Having allowed oneself to drift, unresisting, unpraying, accepting every half-conscious solicitation from our desires, we reached a point where we no longer believed the Faith. Just in the same way, a jealous man, drifting and unresisting, reaches a point at which he believes lies about his best friend: a drunkard reaches a point at which (for the moment) he actually believes that another glass will do him no harm. (28)

There should be more books like this. The Shack probably belongs in the same genre, but unfortunately not in the same league.

Good News For Anxious Christians: that voice inside you is not God, says Phillip Cary

It’s not a book for Christians with an anxiety disorder; instead, Phillip Cary’s book claims that the ‘new evangelical theology’ is making Christians anxious by leading them to believe God works in ways God doesn’t work. (He calls ‘new evangelical theology’ the charismatic-influenced evangelical mainstream, particularly what you find in Christian living books for non-academic audiences.)

Chapter 1 is called “Why You Don’t Have to Hear God’s Voice in Your Heart: Or How God Really Speaks Today”. It certainly does challenge present day evangelical practice, whereby many evangelicals are ‘listening out’ for God’s promptings in their heart. Cary insists God doesn’t speak to our hearts; what we’re hearing is our own (fallible but often helpful) inner voice. Mistaking it for God can only give it an absolute authority it shouldn’t have.

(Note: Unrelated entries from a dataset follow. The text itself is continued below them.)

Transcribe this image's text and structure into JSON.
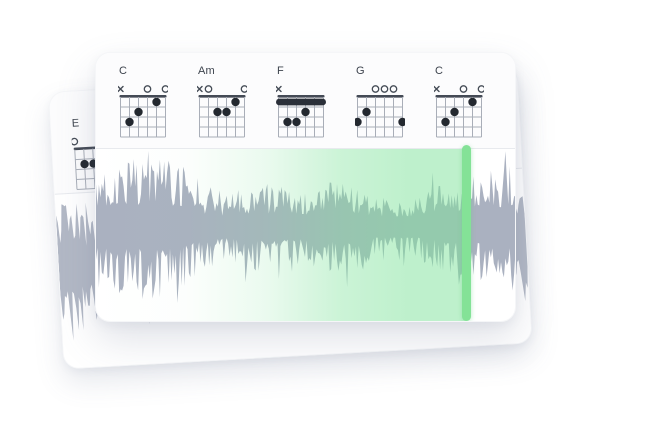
{
  "colors": {
    "page_bg": "#ffffff",
    "card_bg": "#ffffff",
    "strip_bg": "#fcfcfd",
    "divider": "#e8eaee",
    "chord_label": "#3d434d",
    "grid_line": "#a9aeb8",
    "nut": "#444a55",
    "dot": "#23282f",
    "marker": "#454c56",
    "waveform_front": "#aab1c0",
    "waveform_back": "#b2b8c5",
    "playhead": "#84e297",
    "selection_rgb": "126,226,154"
  },
  "front_card": {
    "chords": [
      {
        "name": "C",
        "markers": [
          "x",
          "",
          "",
          "o",
          "",
          "o"
        ],
        "dots": [
          [
            1,
            3
          ],
          [
            2,
            2
          ],
          [
            4,
            1
          ]
        ]
      },
      {
        "name": "Am",
        "markers": [
          "x",
          "o",
          "",
          "",
          "",
          "o"
        ],
        "dots": [
          [
            2,
            2
          ],
          [
            3,
            2
          ],
          [
            4,
            1
          ]
        ]
      },
      {
        "name": "F",
        "markers": [
          "x",
          "",
          "",
          "",
          "",
          ""
        ],
        "dots": [
          [
            1,
            3
          ],
          [
            2,
            3
          ],
          [
            3,
            2
          ]
        ],
        "barre": 1
      },
      {
        "name": "G",
        "markers": [
          "",
          "",
          "o",
          "o",
          "o",
          ""
        ],
        "dots": [
          [
            0,
            3
          ],
          [
            1,
            2
          ],
          [
            5,
            3
          ]
        ]
      },
      {
        "name": "C",
        "markers": [
          "x",
          "",
          "",
          "o",
          "",
          "o"
        ],
        "dots": [
          [
            1,
            3
          ],
          [
            2,
            2
          ],
          [
            4,
            1
          ]
        ]
      }
    ]
  },
  "back_card": {
    "chords": [
      {
        "name": "E",
        "markers": [
          "o",
          "",
          "",
          "",
          "o",
          "o"
        ],
        "dots": [
          [
            1,
            2
          ],
          [
            2,
            2
          ],
          [
            3,
            1
          ]
        ]
      }
    ]
  }
}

Instead of speaking in our hearts, God speaks through the Gospel, Cary insists – particularly, I suspect, the proclamation of the Word.

If he’s right, does this mean God’s silent, even as we pray to God? Is the Holy Spirit not even prompting or prodding us gently? I think I’d find it hard to pray if I completely agreed with him.

Anyone remotely charismatic will find themselves at odds with Cary. I’m keeping an open mind. He has a good point when you think of the way God speaks in the Bible – dreams, visions, audible voices, proclamations by prophets, but not so much voices in our hearts. But what about the charismatic gifts in the assembled church? I’m sure God speaking isn’t meant to be the private affair evangelicals make it, but I think Paul would say that God speaks new words to the congregation through people with the gift of prophecy, a gift God particularly poured out on a diverse range of people.  Not sure what Cary would say to that; in short my hunch is that’s right in relocating God speaking away from the individual’s heart, but that he has not given enough consideration to God speaking to the body in Pauline churches of the NT.